The food industry is the UK's most lucrative business. And food safety has become the hot potato of national and international research.Research into anorexia and bulimia and into methods of bringing back appetising tastes and smells to the foods we eat is occupying many a university.

Next Sunday, "Beyond Pathology", a one-day conference on the feminist approaches to women and eating disorders, opens at the University of East London. It will look at just about every aspect of eating disorders in women, including bulimic and anorexic behaviour ("an integration of feminist theory and feminist therapy"), body-size dissatisfaction in adolescents, and "anorexia nervosa: why it was invented and what can be learnt from its history".

Scientists at Aberdeen University have discovered a part of the brain that knows when we have eaten our fill. It receives signals from the hormone leptin, which regulates both our food intake and our weight. These signals may not be working properly among obese people. Scientists are working on a drug to sort things out. According to Professor Mike Ashford, of the Institute of Medical Sciences, at Foresterhill, Aberdeen: "If we could produce a drug on the leptin system, we would see a marked reduction in the drive to eat. ."

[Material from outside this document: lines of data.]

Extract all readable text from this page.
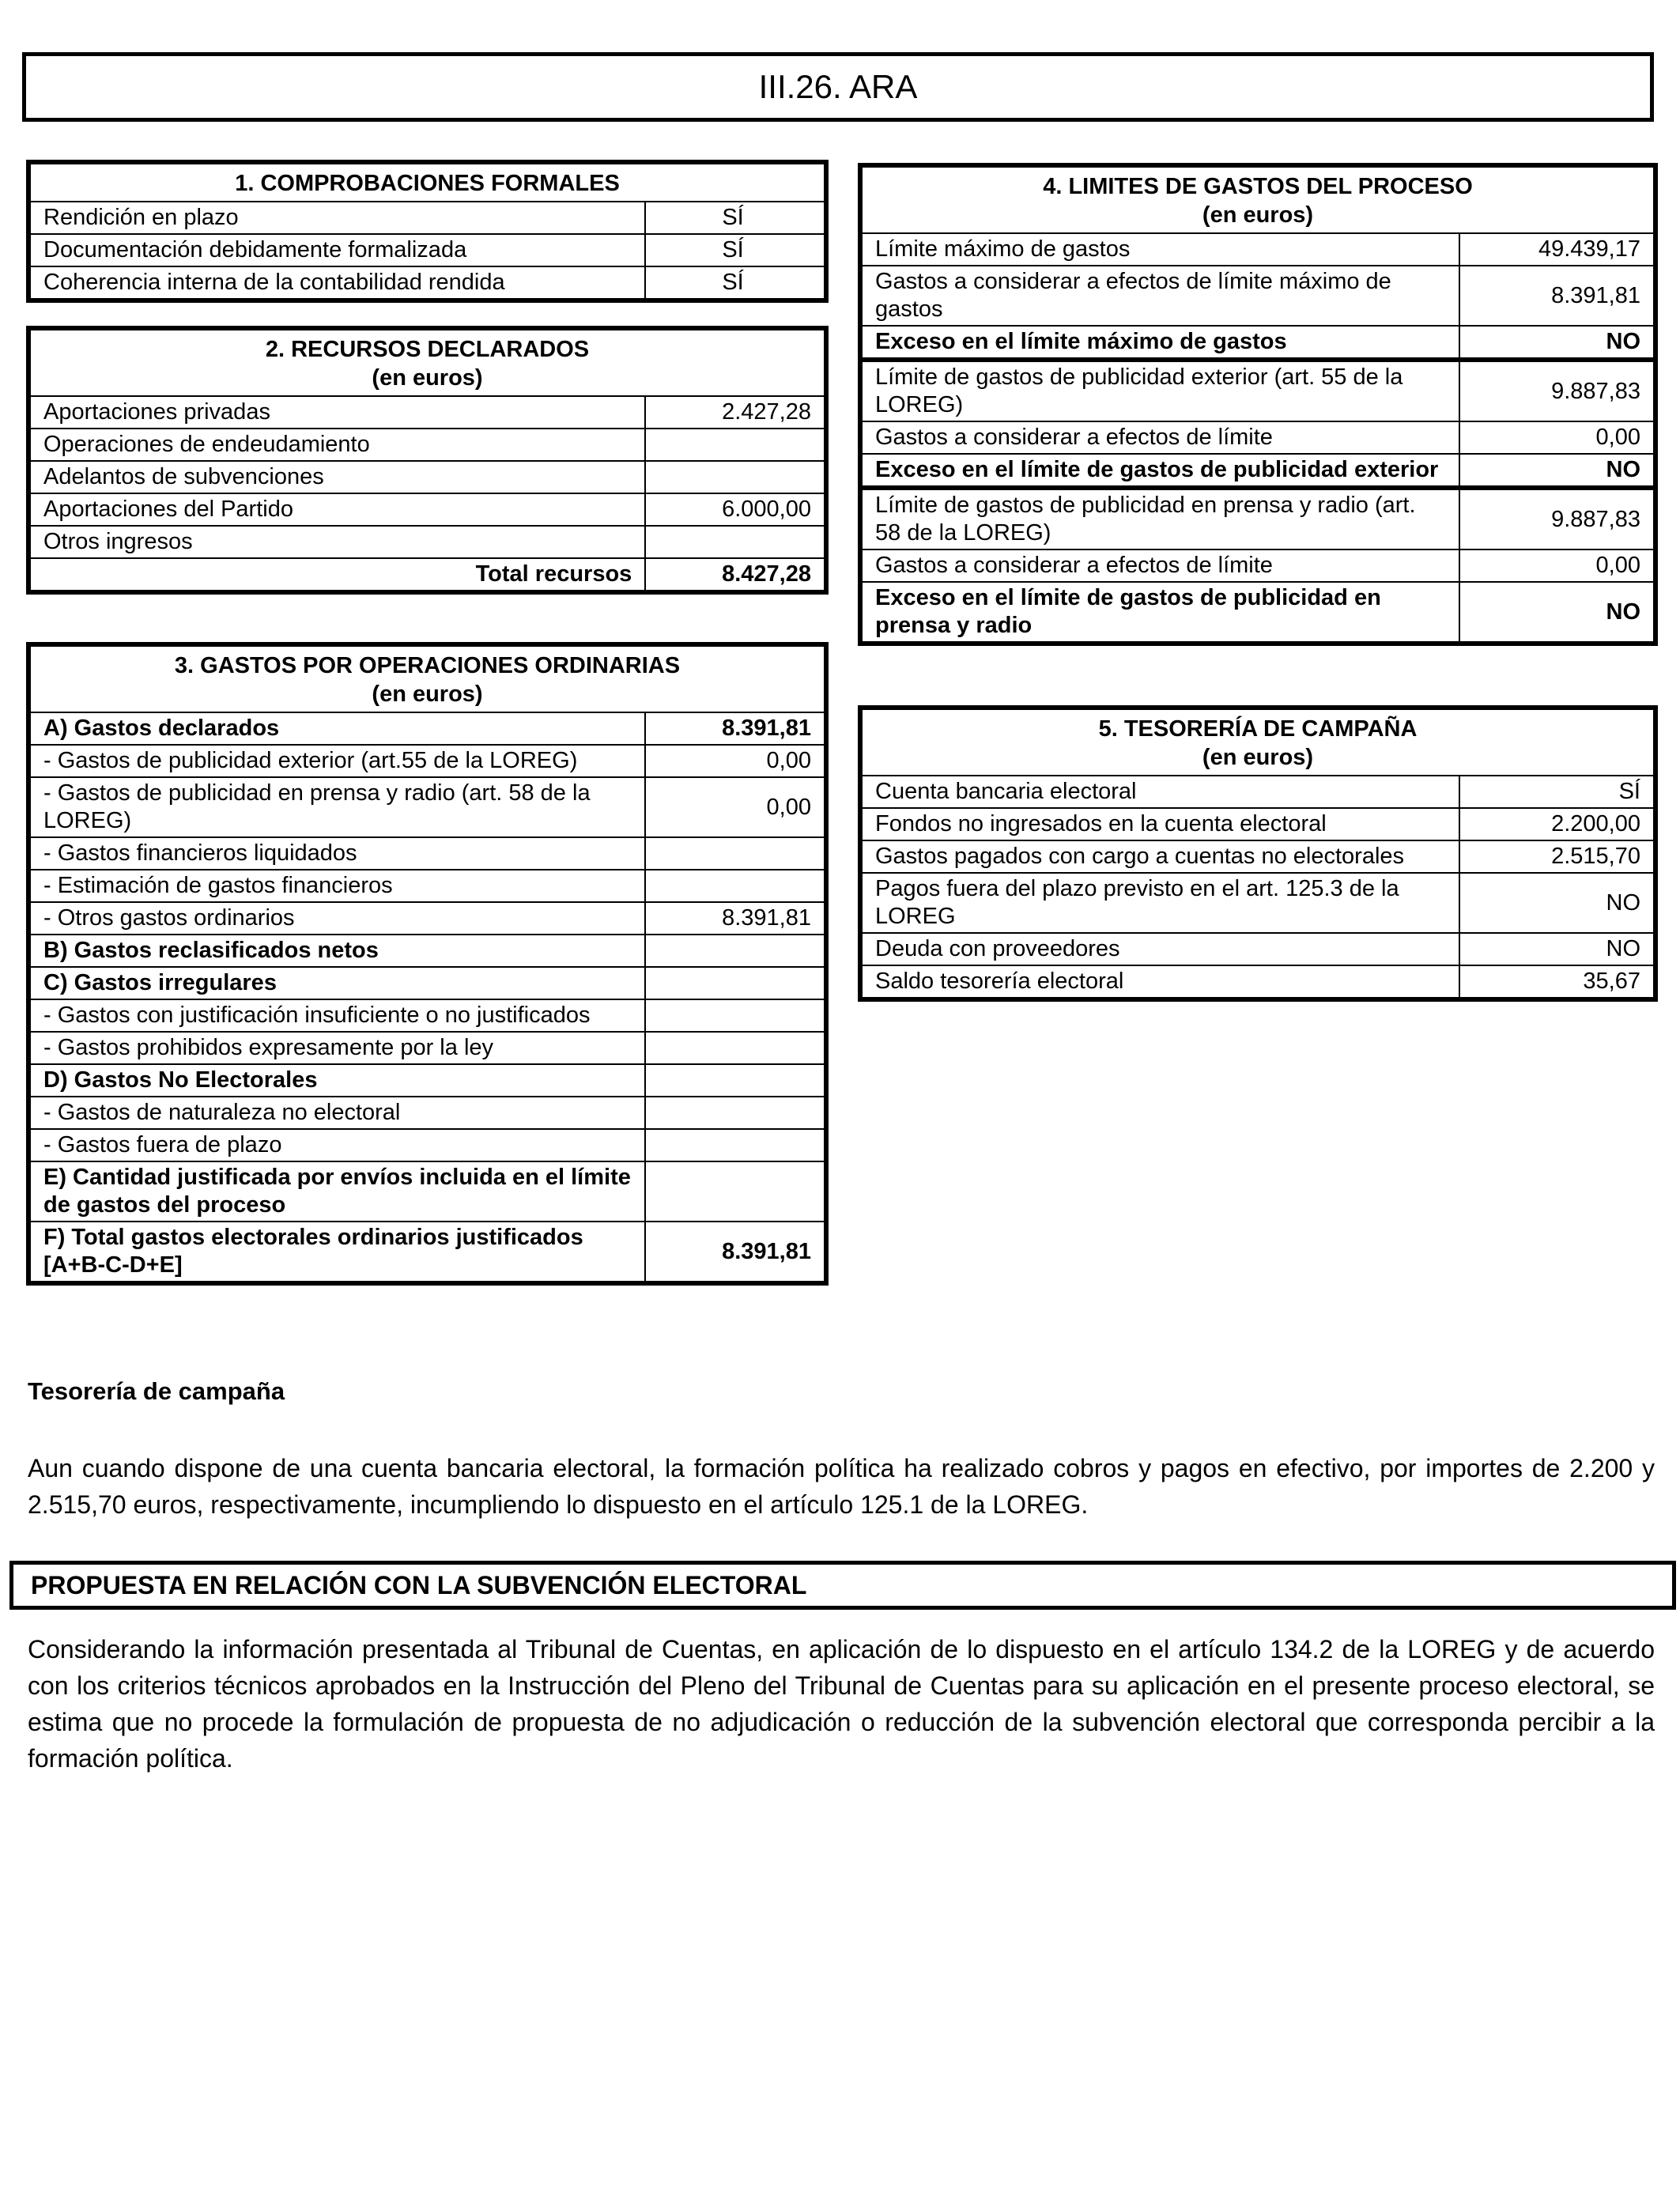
III.26. ARA
1. COMPROBACIONES FORMALES	
Rendición en plazo	SÍ
Documentación debidamente formalizada	SÍ
Coherencia interna de la contabilidad rendida	SÍ
2. RECURSOS DECLARADOS
(en euros)	
Aportaciones privadas	2.427,28
Operaciones de endeudamiento	
Adelantos de subvenciones	
Aportaciones del Partido	6.000,00
Otros ingresos	
Total recursos	8.427,28
3. GASTOS POR OPERACIONES ORDINARIAS
(en euros)	
A) Gastos declarados	8.391,81
- Gastos de publicidad exterior (art.55 de la LOREG)	0,00
- Gastos de publicidad en prensa y radio (art. 58 de la LOREG)	0,00
- Gastos financieros liquidados	
- Estimación de gastos financieros	
- Otros gastos ordinarios	8.391,81
B) Gastos reclasificados netos	
C) Gastos irregulares	
- Gastos con justificación insuficiente o no justificados	
- Gastos prohibidos expresamente por la ley	
D) Gastos No Electorales	
- Gastos de naturaleza no electoral	
- Gastos fuera de plazo	
E) Cantidad justificada por envíos incluida en el límite de gastos del proceso	
F) Total gastos electorales ordinarios justificados [A+B-C-D+E]	8.391,81
4. LIMITES DE GASTOS DEL PROCESO
(en euros)	
Límite máximo de gastos	49.439,17
Gastos a considerar a efectos de límite máximo de gastos	8.391,81
Exceso en el límite máximo de gastos	NO
Límite de gastos de publicidad exterior (art. 55 de la LOREG)	9.887,83
Gastos a considerar a efectos de límite	0,00
Exceso en el límite de gastos de publicidad exterior	NO
Límite de gastos de publicidad en prensa y radio (art. 58 de la LOREG)	9.887,83
Gastos a considerar a efectos de límite	0,00
Exceso en el límite de gastos de publicidad en prensa y radio	NO
5. TESORERÍA DE CAMPAÑA
(en euros)	
Cuenta bancaria electoral	SÍ
Fondos no ingresados en la cuenta electoral	2.200,00
Gastos pagados con cargo a cuentas no electorales	2.515,70
Pagos fuera del plazo previsto en el art. 125.3 de la LOREG	NO
Deuda con proveedores	NO
Saldo tesorería electoral	35,67
Tesorería de campaña
Aun cuando dispone de una cuenta bancaria electoral, la formación política ha realizado cobros y pagos en efectivo, por importes de 2.200 y 2.515,70 euros, respectivamente, incumpliendo lo dispuesto en el artículo 125.1 de la LOREG.
PROPUESTA EN RELACIÓN CON LA SUBVENCIÓN ELECTORAL
Considerando la información presentada al Tribunal de Cuentas, en aplicación de lo dispuesto en el artículo 134.2 de la LOREG y de acuerdo con los criterios técnicos aprobados en la Instrucción del Pleno del Tribunal de Cuentas para su aplicación en el presente proceso electoral, se estima que no procede la formulación de propuesta de no adjudicación o reducción de la subvención electoral que corresponda percibir a la formación política.
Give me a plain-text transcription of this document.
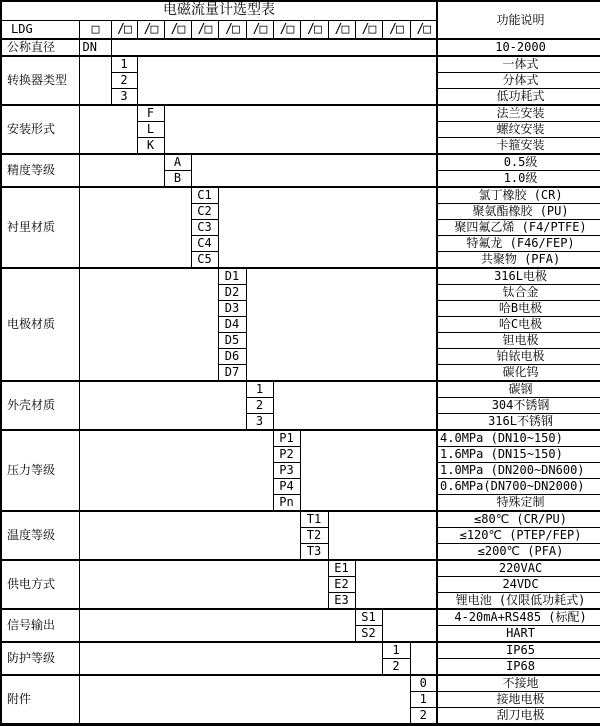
电磁流量计选型表														功能说明
LDG	□	/□	/□	/□	/□	/□	/□	/□	/□	/□	/□	/□	/□	
公称直径	DN													10-2000
转换器类型		1												一体式
		2												分体式
		3												低功耗式
安装形式			F											法兰安装
			L											螺纹安装
			K											卡箍安装
精度等级				A										0.5级
				B										1.0级
衬里材质					C1									氯丁橡胶 (CR)
					C2									聚氨酯橡胶 (PU)
					C3									聚四氟乙烯 (F4/PTFE)
					C4									特氟龙 (F46/FEP)
					C5									共聚物 (PFA)
电极材质						D1								316L电极
						D2								钛合金
						D3								哈B电极
						D4								哈C电极
						D5								钽电极
						D6								铂铱电极
						D7								碳化钨
外壳材质							1							碳钢
							2							304不锈钢
							3							316L不锈钢
压力等级								P1						4.0MPa (DN10~150)
								P2						1.6MPa (DN15~150)
								P3						1.0MPa (DN200~DN600)
								P4						0.6MPa(DN700~DN2000)
								Pn						特殊定制
温度等级									T1					≤80℃ (CR/PU)
									T2					≤120℃ (PTEP/FEP)
									T3					≤200℃ (PFA)
供电方式										E1				220VAC
										E2				24VDC
										E3				锂电池 (仅限低功耗式)
信号输出											S1			4-20mA+RS485 (标配)
											S2			HART
防护等级												1		IP65
												2		IP68
附件													0	不接地
													1	接地电极
													2	刮刀电极
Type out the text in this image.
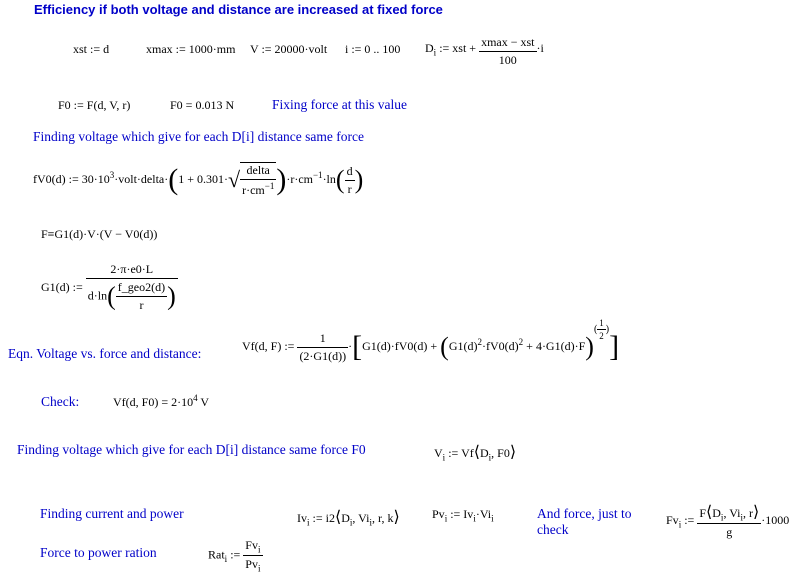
Efficiency if both voltage and distance are increased at fixed force
xst := d	xmax := 1000·mm V := 20000·volt i := 0 .. 100 $D_i$ := xst + $\frac{\text{xmax − xst}}{100} \cdot i$
F0 := F(d, V, r)	F0 = 0.013 N	Fixing force at this value
Finding voltage which give for each D[i] distance same force
fV0(d) := $30\cdot 10^3\cdot volt\cdot delta\cdot(1 + 0.301\cdot√ \frac{\text{delta}}{r\cdot cm^{-1}} )\cdot r\cdot cm^{-1}\cdot\ln( \frac{d}{r}$ )
F≡G1(d)·V·(V − V0(d))
G1(d) := $\frac{2\cdot\pi\cdot e0\cdot L}{d\cdot\ln( \frac{\text{f\_geo2(d)}}{r} )}$
Eqn. Voltage vs. force and distance:
Vf(d, F) := $\frac{1}{(2\cdot G1(d))} \cdot[G1(d)\cdot fV0(d) + (G1(d)^2\cdot fV0(d)^2 + 4\cdot G1(d)\cdot F)( \frac{1}{2}$ )]
Check:	Vf(d, $F0) = 2\cdot 10^4$ V
Finding voltage which give for each D[i] distance same force F0	$V_i$ := $Vf⟨D_i$, F0⟩
Finding current and power	$Iv_i$ := $i2⟨D_i$, $Vi_i$, r, k⟩	$Pv_i$ := $Iv_i\cdot Vi_i$	And force, just to check
$Fv_i$ := $\frac{F⟨D_i, Vi_i, r⟩}{g} \cdot 1000$
Force to power ration	Rat$_i$ := $\frac{Fv_i}{Pv_i}$
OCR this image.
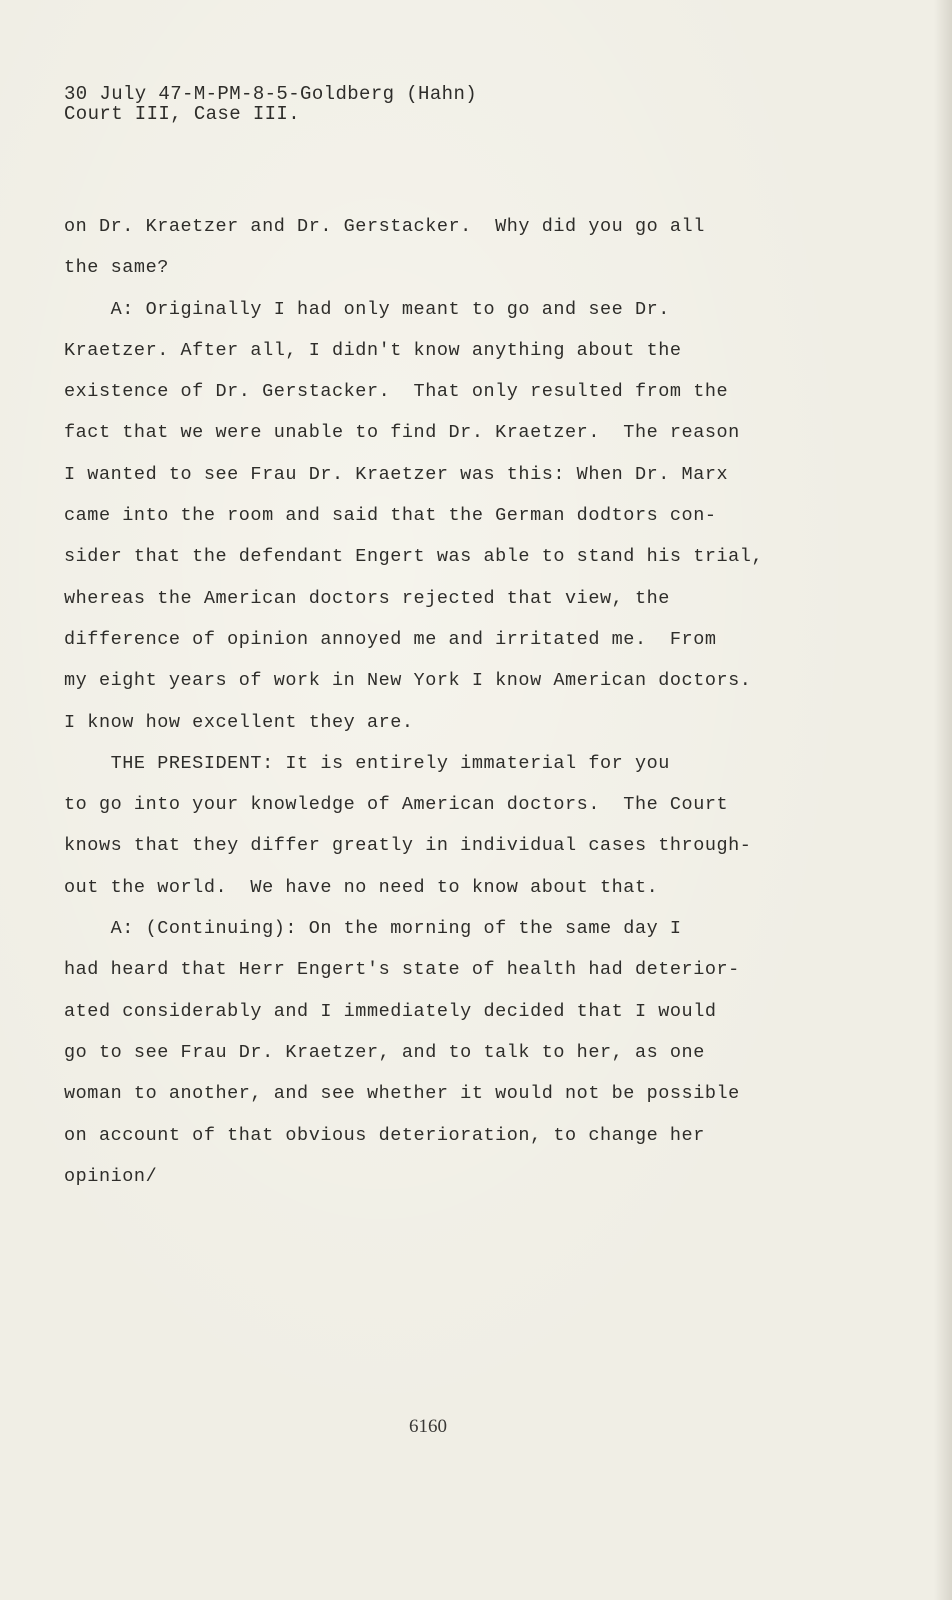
30 July 47-M-PM-8-5-Goldberg (Hahn)
Court III, Case III.
on Dr. Kraetzer and Dr. Gerstacker.  Why did you go all
the same?
A: Originally I had only meant to go and see Dr.
Kraetzer. After all, I didn't know anything about the
existence of Dr. Gerstacker.  That only resulted from the
fact that we were unable to find Dr. Kraetzer.  The reason
I wanted to see Frau Dr. Kraetzer was this: When Dr. Marx
came into the room and said that the German dodtors con-
sider that the defendant Engert was able to stand his trial,
whereas the American doctors rejected that view, the
difference of opinion annoyed me and irritated me.  From
my eight years of work in New York I know American doctors.
I know how excellent they are.
THE PRESIDENT: It is entirely immaterial for you
to go into your knowledge of American doctors.  The Court
knows that they differ greatly in individual cases through-
out the world.  We have no need to know about that.
A: (Continuing): On the morning of the same day I
had heard that Herr Engert's state of health had deterior-
ated considerably and I immediately decided that I would
go to see Frau Dr. Kraetzer, and to talk to her, as one
woman to another, and see whether it would not be possible
on account of that obvious deterioration, to change her
opinion/
6160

This discovery might not only help launch a multi-million-pound international business in a slimming drug that really works but also lead to the saving of several billion pounds to the National Health Service.

There is one woman in the country who can decide what eating directives are good or bad. She is Professor Janet Bainbridge, 49, chairman of the government advisory committee on novel foods and processes. Affectionately nicknamed "Queen of Quorn", she wants the public to be kept fully informed on changes in food processing. For this reason, she is taking a calm look at what is happening to a whole range of foods from plant extracts and fat replacers.

And, no doubt, she might come to the same conclusions as Harpagon in Moliere's The Miser: "One should eat to live, and not live to eat."